«Однако полезло из тебя, приятель, — неприязненно подумал Курицин. — Ну-ну, послушаем дальше».
— И ты туда же: глаза узрел страдальческие — ну прямо как мой брательник Колька… Твое теперешнее желание сделать здесь жизнь богаче и краше, ежели и в самом деле представить, что ты к этому стремишься, разобьется о все то же равнодушие местного народа, — между тем продолжал Белов о своем. — Хотя, я думаю и даже уверен в этом, ты мне лапшу на уши вешашь. Не к тому ты стремишься и не тем хочешь заниматься. Да бог с тобой.
Как часто бывало с ним, помолчал и добавил:
— Или черт…
Зло усмехнулся, резко сплюнув. Быстро взглянул на Курицина, который в этот момент отвернулся.

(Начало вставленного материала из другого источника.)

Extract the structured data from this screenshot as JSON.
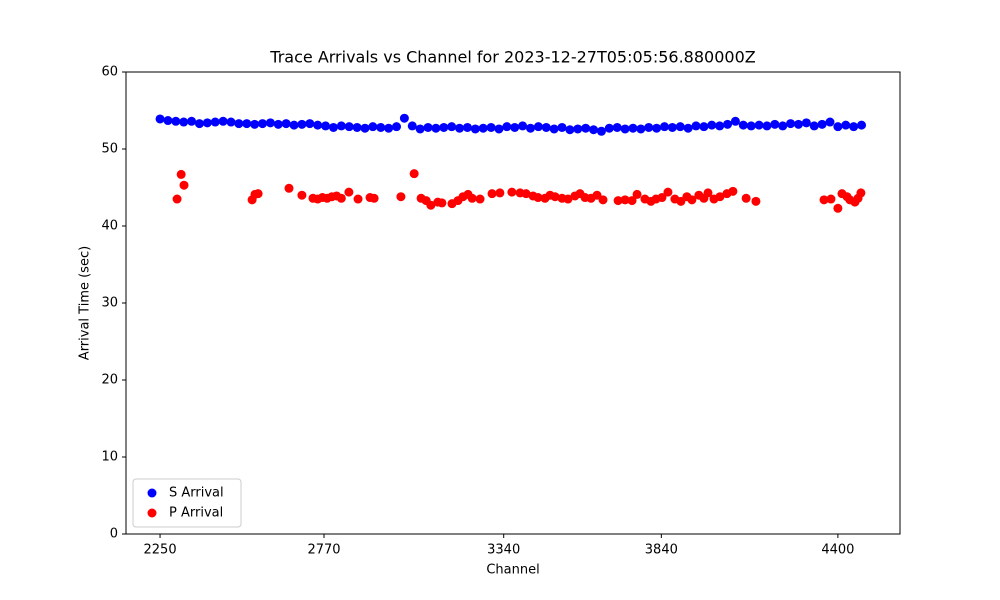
{
  "chart_data": {
    "type": "scatter",
    "title": "Trace Arrivals vs Channel for 2023-12-27T05:05:56.880000Z",
    "x_label": "Channel",
    "y_label": "Arrival Time (sec)",
    "xlim": [
      2142,
      4597
    ],
    "ylim": [
      0,
      60
    ],
    "xticks": [
      2250,
      2770,
      3340,
      3840,
      4400
    ],
    "yticks": [
      0,
      10,
      20,
      30,
      40,
      50,
      60
    ],
    "grid": false,
    "legend": "lower left",
    "series": [
      {
        "name": "S Arrival",
        "color": "#0000ff",
        "x": [
          2250,
          2275,
          2300,
          2325,
          2350,
          2375,
          2400,
          2425,
          2450,
          2475,
          2500,
          2525,
          2550,
          2575,
          2600,
          2625,
          2650,
          2675,
          2700,
          2725,
          2750,
          2775,
          2800,
          2825,
          2850,
          2875,
          2900,
          2925,
          2950,
          2975,
          3000,
          3025,
          3050,
          3075,
          3100,
          3125,
          3150,
          3175,
          3200,
          3225,
          3250,
          3275,
          3300,
          3325,
          3350,
          3375,
          3400,
          3425,
          3450,
          3475,
          3500,
          3525,
          3550,
          3575,
          3600,
          3625,
          3650,
          3675,
          3700,
          3725,
          3750,
          3775,
          3800,
          3825,
          3850,
          3875,
          3900,
          3925,
          3950,
          3975,
          4000,
          4025,
          4050,
          4075,
          4100,
          4125,
          4150,
          4175,
          4200,
          4225,
          4250,
          4275,
          4300,
          4325,
          4350,
          4375,
          4400,
          4425,
          4450,
          4475
        ],
        "values": [
          53.9,
          53.7,
          53.6,
          53.5,
          53.6,
          53.3,
          53.4,
          53.5,
          53.6,
          53.5,
          53.3,
          53.3,
          53.2,
          53.3,
          53.4,
          53.2,
          53.3,
          53.1,
          53.2,
          53.3,
          53.1,
          53.0,
          52.8,
          53.0,
          52.9,
          52.8,
          52.7,
          52.9,
          52.8,
          52.7,
          52.9,
          54.0,
          53.0,
          52.6,
          52.8,
          52.7,
          52.8,
          52.9,
          52.7,
          52.8,
          52.6,
          52.7,
          52.8,
          52.6,
          52.9,
          52.8,
          53.0,
          52.7,
          52.9,
          52.8,
          52.6,
          52.8,
          52.5,
          52.6,
          52.7,
          52.5,
          52.3,
          52.7,
          52.8,
          52.6,
          52.7,
          52.6,
          52.8,
          52.7,
          52.9,
          52.8,
          52.9,
          52.7,
          53.0,
          52.9,
          53.1,
          53.0,
          53.2,
          53.6,
          53.1,
          53.0,
          53.1,
          53.0,
          53.2,
          53.0,
          53.3,
          53.2,
          53.4,
          53.0,
          53.2,
          53.5,
          52.9,
          53.1,
          52.9,
          53.1
        ]
      },
      {
        "name": "P Arrival",
        "color": "#ff0000",
        "x": [
          2304,
          2317,
          2326,
          2542,
          2551,
          2561,
          2659,
          2700,
          2735,
          2750,
          2765,
          2780,
          2795,
          2810,
          2825,
          2849,
          2878,
          2916,
          2929,
          3014,
          3056,
          3078,
          3094,
          3109,
          3131,
          3144,
          3176,
          3195,
          3211,
          3227,
          3240,
          3265,
          3303,
          3328,
          3366,
          3392,
          3411,
          3433,
          3449,
          3471,
          3487,
          3503,
          3525,
          3544,
          3566,
          3582,
          3598,
          3617,
          3636,
          3655,
          3703,
          3725,
          3747,
          3763,
          3788,
          3807,
          3823,
          3842,
          3861,
          3883,
          3902,
          3921,
          3937,
          3959,
          3975,
          3988,
          4007,
          4026,
          4048,
          4067,
          4109,
          4140,
          4356,
          4378,
          4400,
          4413,
          4429,
          4438,
          4454,
          4464,
          4473
        ],
        "values": [
          43.5,
          46.7,
          45.3,
          43.4,
          44.1,
          44.2,
          44.9,
          44.0,
          43.6,
          43.5,
          43.7,
          43.6,
          43.8,
          43.9,
          43.6,
          44.4,
          43.5,
          43.7,
          43.6,
          43.8,
          46.8,
          43.6,
          43.3,
          42.7,
          43.1,
          43.0,
          42.9,
          43.3,
          43.8,
          44.1,
          43.6,
          43.5,
          44.2,
          44.3,
          44.4,
          44.3,
          44.2,
          43.9,
          43.7,
          43.6,
          44.0,
          43.8,
          43.6,
          43.5,
          43.9,
          44.2,
          43.7,
          43.6,
          44.0,
          43.4,
          43.3,
          43.4,
          43.3,
          44.1,
          43.5,
          43.2,
          43.5,
          43.7,
          44.4,
          43.5,
          43.2,
          43.8,
          43.4,
          44.0,
          43.6,
          44.3,
          43.5,
          43.8,
          44.2,
          44.5,
          43.6,
          43.2,
          43.4,
          43.5,
          42.3,
          44.2,
          43.8,
          43.4,
          43.1,
          43.6,
          44.3
        ]
      }
    ]
  }
}
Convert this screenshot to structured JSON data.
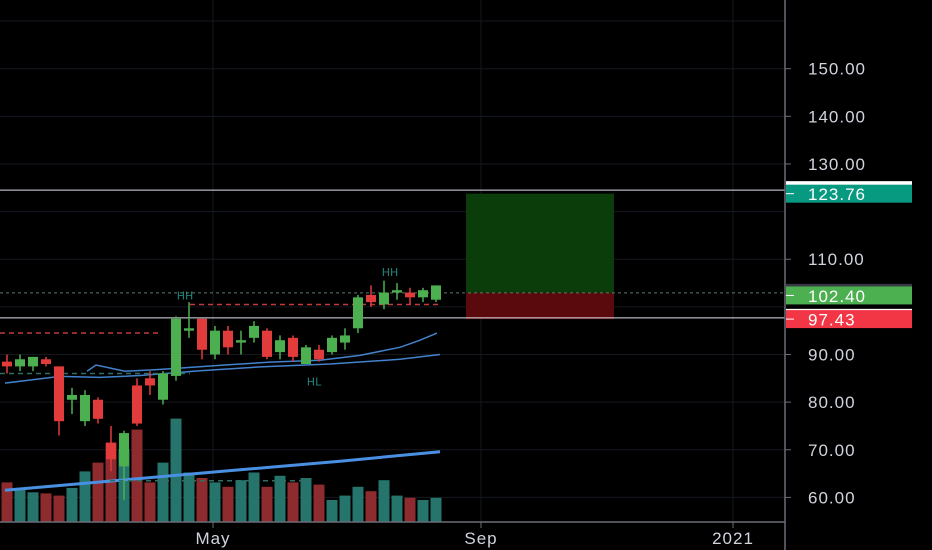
{
  "chart_data": {
    "type": "candlestick",
    "ylim": [
      52,
      164
    ],
    "y_ticks": [
      "60.00",
      "70.00",
      "80.00",
      "90.00",
      "110.00",
      "130.00",
      "140.00",
      "150.00"
    ],
    "x_tick_labels": [
      "May",
      "Sep",
      "2021"
    ],
    "candles": [
      {
        "o": 88.5,
        "h": 90.0,
        "l": 86.0,
        "c": 87.5
      },
      {
        "o": 87.5,
        "h": 90.0,
        "l": 86.5,
        "c": 89.0
      },
      {
        "o": 87.5,
        "h": 89.5,
        "l": 86.5,
        "c": 89.5
      },
      {
        "o": 89.0,
        "h": 89.5,
        "l": 87.5,
        "c": 88.0
      },
      {
        "o": 87.5,
        "h": 87.5,
        "l": 73.0,
        "c": 76.0
      },
      {
        "o": 80.5,
        "h": 83.0,
        "l": 77.5,
        "c": 81.5
      },
      {
        "o": 76.0,
        "h": 82.5,
        "l": 75.0,
        "c": 81.5
      },
      {
        "o": 80.5,
        "h": 81.0,
        "l": 75.5,
        "c": 76.5
      },
      {
        "o": 71.5,
        "h": 75.0,
        "l": 65.5,
        "c": 68.0
      },
      {
        "o": 66.5,
        "h": 74.0,
        "l": 59.5,
        "c": 73.5
      },
      {
        "o": 83.5,
        "h": 85.0,
        "l": 75.0,
        "c": 75.5
      },
      {
        "o": 85.0,
        "h": 86.5,
        "l": 81.5,
        "c": 83.5
      },
      {
        "o": 80.5,
        "h": 86.5,
        "l": 79.5,
        "c": 86.0
      },
      {
        "o": 85.5,
        "h": 98.0,
        "l": 84.5,
        "c": 97.5
      },
      {
        "o": 95.0,
        "h": 101.0,
        "l": 93.5,
        "c": 95.5
      },
      {
        "o": 97.5,
        "h": 97.5,
        "l": 89.0,
        "c": 91.0
      },
      {
        "o": 90.0,
        "h": 96.0,
        "l": 89.0,
        "c": 95.0
      },
      {
        "o": 95.0,
        "h": 96.0,
        "l": 90.0,
        "c": 91.5
      },
      {
        "o": 92.5,
        "h": 95.0,
        "l": 90.0,
        "c": 93.0
      },
      {
        "o": 93.5,
        "h": 97.0,
        "l": 92.5,
        "c": 96.0
      },
      {
        "o": 95.0,
        "h": 95.5,
        "l": 89.0,
        "c": 89.5
      },
      {
        "o": 90.5,
        "h": 94.0,
        "l": 89.0,
        "c": 93.0
      },
      {
        "o": 93.5,
        "h": 94.0,
        "l": 88.5,
        "c": 89.5
      },
      {
        "o": 88.0,
        "h": 92.0,
        "l": 88.0,
        "c": 91.5
      },
      {
        "o": 91.0,
        "h": 92.0,
        "l": 88.5,
        "c": 89.0
      },
      {
        "o": 90.5,
        "h": 94.0,
        "l": 90.0,
        "c": 93.5
      },
      {
        "o": 92.5,
        "h": 95.5,
        "l": 91.0,
        "c": 94.0
      },
      {
        "o": 95.5,
        "h": 102.5,
        "l": 94.5,
        "c": 102.0
      },
      {
        "o": 102.5,
        "h": 104.5,
        "l": 100.0,
        "c": 101.0
      },
      {
        "o": 100.5,
        "h": 105.5,
        "l": 99.5,
        "c": 103.0
      },
      {
        "o": 103.0,
        "h": 105.0,
        "l": 101.5,
        "c": 103.5
      },
      {
        "o": 103.0,
        "h": 104.0,
        "l": 100.5,
        "c": 102.0
      },
      {
        "o": 102.0,
        "h": 104.0,
        "l": 101.0,
        "c": 103.5
      },
      {
        "o": 101.5,
        "h": 104.5,
        "l": 101.0,
        "c": 104.5
      }
    ],
    "volume_rel": [
      0.36,
      0.31,
      0.27,
      0.26,
      0.24,
      0.31,
      0.46,
      0.54,
      0.72,
      0.66,
      0.84,
      0.36,
      0.54,
      0.94,
      0.45,
      0.4,
      0.36,
      0.32,
      0.38,
      0.45,
      0.32,
      0.42,
      0.36,
      0.4,
      0.34,
      0.2,
      0.24,
      0.32,
      0.28,
      0.38,
      0.24,
      0.22,
      0.2,
      0.22
    ],
    "ma_lines": [
      {
        "name": "",
        "points": [
          [
            87,
            86.5
          ],
          [
            96,
            87.8
          ],
          [
            125,
            86.5
          ],
          [
            155,
            86.8
          ],
          [
            185,
            87.2
          ],
          [
            225,
            87.8
          ],
          [
            270,
            88.4
          ],
          [
            320,
            88.8
          ],
          [
            360,
            89.8
          ],
          [
            400,
            91.5
          ],
          [
            420,
            93.0
          ],
          [
            437,
            94.5
          ]
        ]
      },
      {
        "name": "",
        "points": [
          [
            5,
            84.0
          ],
          [
            60,
            85.4
          ],
          [
            100,
            85.2
          ],
          [
            140,
            85.6
          ],
          [
            200,
            86.6
          ],
          [
            260,
            87.4
          ],
          [
            330,
            88.0
          ],
          [
            400,
            89.0
          ],
          [
            440,
            90.0
          ]
        ]
      },
      {
        "name": "",
        "points": [
          [
            5,
            61.5
          ],
          [
            120,
            63.6
          ],
          [
            240,
            65.8
          ],
          [
            340,
            67.6
          ],
          [
            440,
            69.6
          ]
        ],
        "thick": true
      }
    ],
    "horizontal_levels": [
      {
        "value": 124.5,
        "label": "124.50",
        "bg": "#ffffff",
        "fg": "#131722"
      },
      {
        "value": 123.76,
        "label": "123.76",
        "bg": "#089981",
        "fg": "#ffffff"
      },
      {
        "value": 102.94,
        "label": "102.94",
        "bg": "#363a45",
        "fg": "#ffffff"
      },
      {
        "value": 102.4,
        "label": "102.40",
        "bg": "#4caf50",
        "fg": "#ffffff"
      },
      {
        "value": 97.69,
        "label": "97.69",
        "bg": "#ffffff",
        "fg": "#131722"
      },
      {
        "value": 97.43,
        "label": "97.43",
        "bg": "#f23645",
        "fg": "#ffffff"
      }
    ],
    "position_box": {
      "entry": 102.94,
      "target": 123.76,
      "stop": 97.43
    },
    "annotations": [
      {
        "text": "HH",
        "x": 185,
        "v": 101.5
      },
      {
        "text": "HH",
        "x": 390,
        "v": 106.5
      },
      {
        "text": "HL",
        "x": 314,
        "v": 83.5
      }
    ],
    "colors": {
      "up": "#4caf50",
      "down": "#e23b3b",
      "vol_up": "#26756c",
      "vol_down": "#8e2b2e",
      "ma": "#4a90e2",
      "axis_text": "#d1d4dc",
      "profit_zone": "#0b3d0b",
      "loss_zone": "#5a0a0d"
    }
  }
}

— Вот не было меня почти две недели, и что же? Работа фактически встала. Мужичье в загуле. Мастера разводят руками, и только одно слышу: «Степаныч, а я че могу…» «Степаныч, никакого с ними сладу…» Проехал я по поселку, вытащил иных из дому, дал по харе одному, другому, так сегодня утром к отходу вахтовки почти все собрались. Полупьяные, похмельные, ср…, но собрались. Да будь я трижды филантропом, но людей этих переделать не дано никому. А с другой стороны глянуть, то и их можно понять: страну — развалили, твердый заработок — отняли, какие-то социальные гарантии — побоку, так хоть в водке душу отвести.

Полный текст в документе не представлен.